At Art Cologne, Copenhagen’s Martin Asbæk Gallery featured Sofie Bird Møller’s video “Down the Line”. In her roughly one-minute short film the 39-year-old Danish artist uses found footage from old Hollywood movies and underpins it with music. The twist is that the protagonists change their outfits, strip off without the body becoming visible. Sofie Bird Møller uses image manipulation software so skillfully that both bodies and faces have been eliminated, thus creating a surreal impression. Shapeless beings shift around as if dancing amongst luxurious interiors. Showing selected scenes from well-known Hollywood movies this work may in particular appeal to film enthusiasts.

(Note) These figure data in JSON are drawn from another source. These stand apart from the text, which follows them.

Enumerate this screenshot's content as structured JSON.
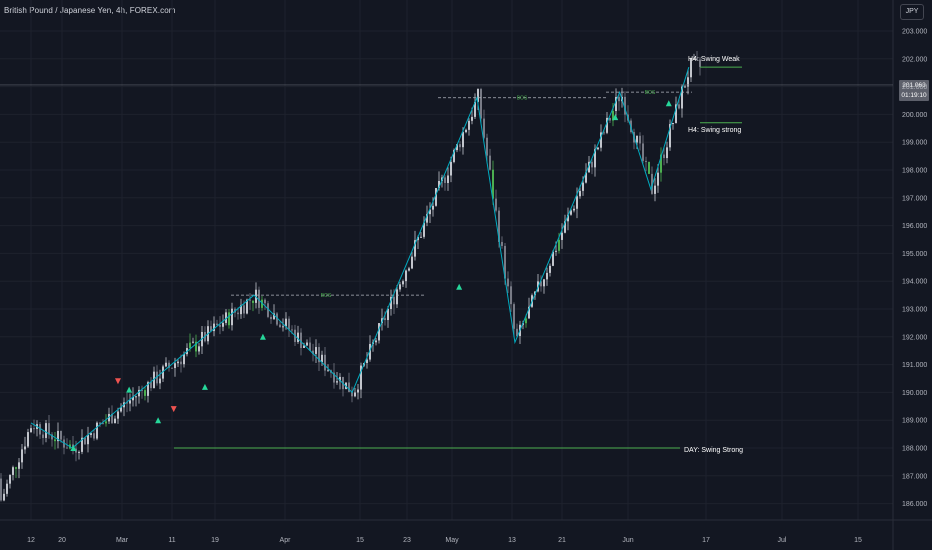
{
  "header": {
    "title": "British Pound / Japanese Yen, 4h, FOREX.com",
    "currency": "JPY"
  },
  "current_price": {
    "price": "201.063",
    "countdown": "01:19:10"
  },
  "chart_data": {
    "type": "candlestick",
    "ylim": [
      185.4,
      203.6
    ],
    "price_ticks": [
      "203.000",
      "202.000",
      "201.000",
      "200.000",
      "199.000",
      "198.000",
      "197.000",
      "196.000",
      "195.000",
      "194.000",
      "193.000",
      "192.000",
      "191.000",
      "190.000",
      "189.000",
      "188.000",
      "187.000",
      "186.000"
    ],
    "time_ticks": [
      "12",
      "20",
      "Mar",
      "11",
      "19",
      "Apr",
      "15",
      "23",
      "May",
      "13",
      "21",
      "Jun",
      "17",
      "Jul",
      "15"
    ],
    "zigzag": [
      {
        "t": 1.0,
        "p": 188.9
      },
      {
        "t": 2.85,
        "p": 188.0
      },
      {
        "t": 11.0,
        "p": 193.5
      },
      {
        "t": 15.4,
        "p": 190.0
      },
      {
        "t": 21.0,
        "p": 200.6
      },
      {
        "t": 22.7,
        "p": 191.8
      },
      {
        "t": 27.4,
        "p": 200.8
      },
      {
        "t": 28.8,
        "p": 197.3
      },
      {
        "t": 30.5,
        "p": 201.7
      }
    ],
    "levels": [
      {
        "label": "DAY: Swing Strong",
        "price": 188.0,
        "color": "#4caf50"
      },
      {
        "label": "H4: Swing Weak",
        "price": 201.7,
        "color": "#4caf50"
      },
      {
        "label": "H4: Swing strong",
        "price": 199.7,
        "color": "#4caf50"
      }
    ],
    "bos_lines": [
      {
        "label": "BOS",
        "price": 193.5
      },
      {
        "label": "BOS",
        "price": 200.6
      },
      {
        "label": "BOS",
        "price": 200.8
      }
    ],
    "signals": [
      {
        "type": "buy",
        "t": 2.9,
        "p": 188.0
      },
      {
        "type": "sell",
        "t": 4.9,
        "p": 190.4
      },
      {
        "type": "buy",
        "t": 5.4,
        "p": 190.1
      },
      {
        "type": "buy",
        "t": 6.7,
        "p": 189.0
      },
      {
        "type": "sell",
        "t": 7.4,
        "p": 189.4
      },
      {
        "type": "buy",
        "t": 8.8,
        "p": 190.2
      },
      {
        "type": "buy",
        "t": 11.4,
        "p": 192.0
      },
      {
        "type": "buy",
        "t": 20.2,
        "p": 193.8
      },
      {
        "type": "buy",
        "t": 27.2,
        "p": 199.9
      },
      {
        "type": "buy",
        "t": 29.6,
        "p": 200.4
      }
    ],
    "colors": {
      "candle_up": "#c2c5cc",
      "candle_down": "#787b86",
      "candle_highlight": "#4caf50",
      "zigzag": "#00acc1",
      "bos": "#b2b5be",
      "buy": "#26d79a",
      "sell": "#ef5350"
    }
  }
}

Gallery Figge von Rosen based in Cologne and Berlin presents the Russian artist Yelena Popova who trained at the Royal College in London. In her video essay “Unnamed” the 35-year-old deals with the recent history of her hometown situated in the Ural mountains at a site used for secret nuclear tests in the 1950s. The 14-minute video traces this invisible threat using slow tracking shots narrated with the artist’s comments.

“Rituals” (2012) is a 12-minute twin-channel video by Julika Rudelius examining the body language of young androgynous Chinese. During a stay in China Rudelius filmed young men who volunteered to pose for her amidst the rush of traffic, examining the differences in body language between Western and Chinese cultures against the backdrop of an increasingly globalised world. The 45-year-old artist originates from Cologne but now lives in Amsterdam and New York. Represented by Gallery Reinhard Hauff in Stuttgart Julika Rudelius has become an internationally acclaimed video artist.

Paris-based Gallery Jocelyn Wolff showed the four-minute video “Auslöschung” , ‘elimination’, by Ulrich Polster. The film and video artist who was born in 1963 and lives in Berlin and Leipzig uses poetic images accompanied by music to show how the eye of a donkey – moments before the animal is slaughtered – disappears into electronic nirvana. This is a tranquil, almost painterly piece of Art showing the limitations of life as well as the relationship of man and beast.

Finally Ming Wong’s 10-minute video loop presented by Gallery Carlier Gebauer from Berlin attracted considerable attention. The tongue-in-cheek work “Learn German with Petra von Kant” by the 42-year-old artist from Singapore dates from 2007. In it homosexual Ming Wong wears a blonde wig and the garish outfit Rainer Werner Fassbinder’s leading actress Margit Carstensen wore in “Die bitteren Tränen der Petra von Kant” (1972). Petra aka Margit aka Ming Wong appear drunk, dishevelled and bitter, making this video persiflage highly entertaining.

In Brussels the Dutch gallery owner Ron Mandos who has galleries in Amsterdam and Brussels showed new talent in the shape of the video “Origin of the Beginning” by 28-year-old Dutch artist Levi van Veluw. The barely four-minute-long film features the artist and members of his family as wooden aliens in a confined space. Initially this resembles a digital animation but is in fact a sculpture. Van Veluw covered all five actors’ bodies with more than 20,000 small pieces of wood thus creating the illusion of automated beings void of emotion.

To conclude, in Cologne and Brussels there is more than sufficient material for curators, critics and collectors of video art. And those who wish to purchase video art and don’t know how to display it in their own homes are welcome to copy the French video collectors Isabelle and Jean-Conrad Lemaître. All video cases of their collection are neatly stacked beside Monsieur Lemaître’s shirts in his wardrobe. However, the screening of their collection is exclusive and in close co-operation with high profile institutional exhibition venues.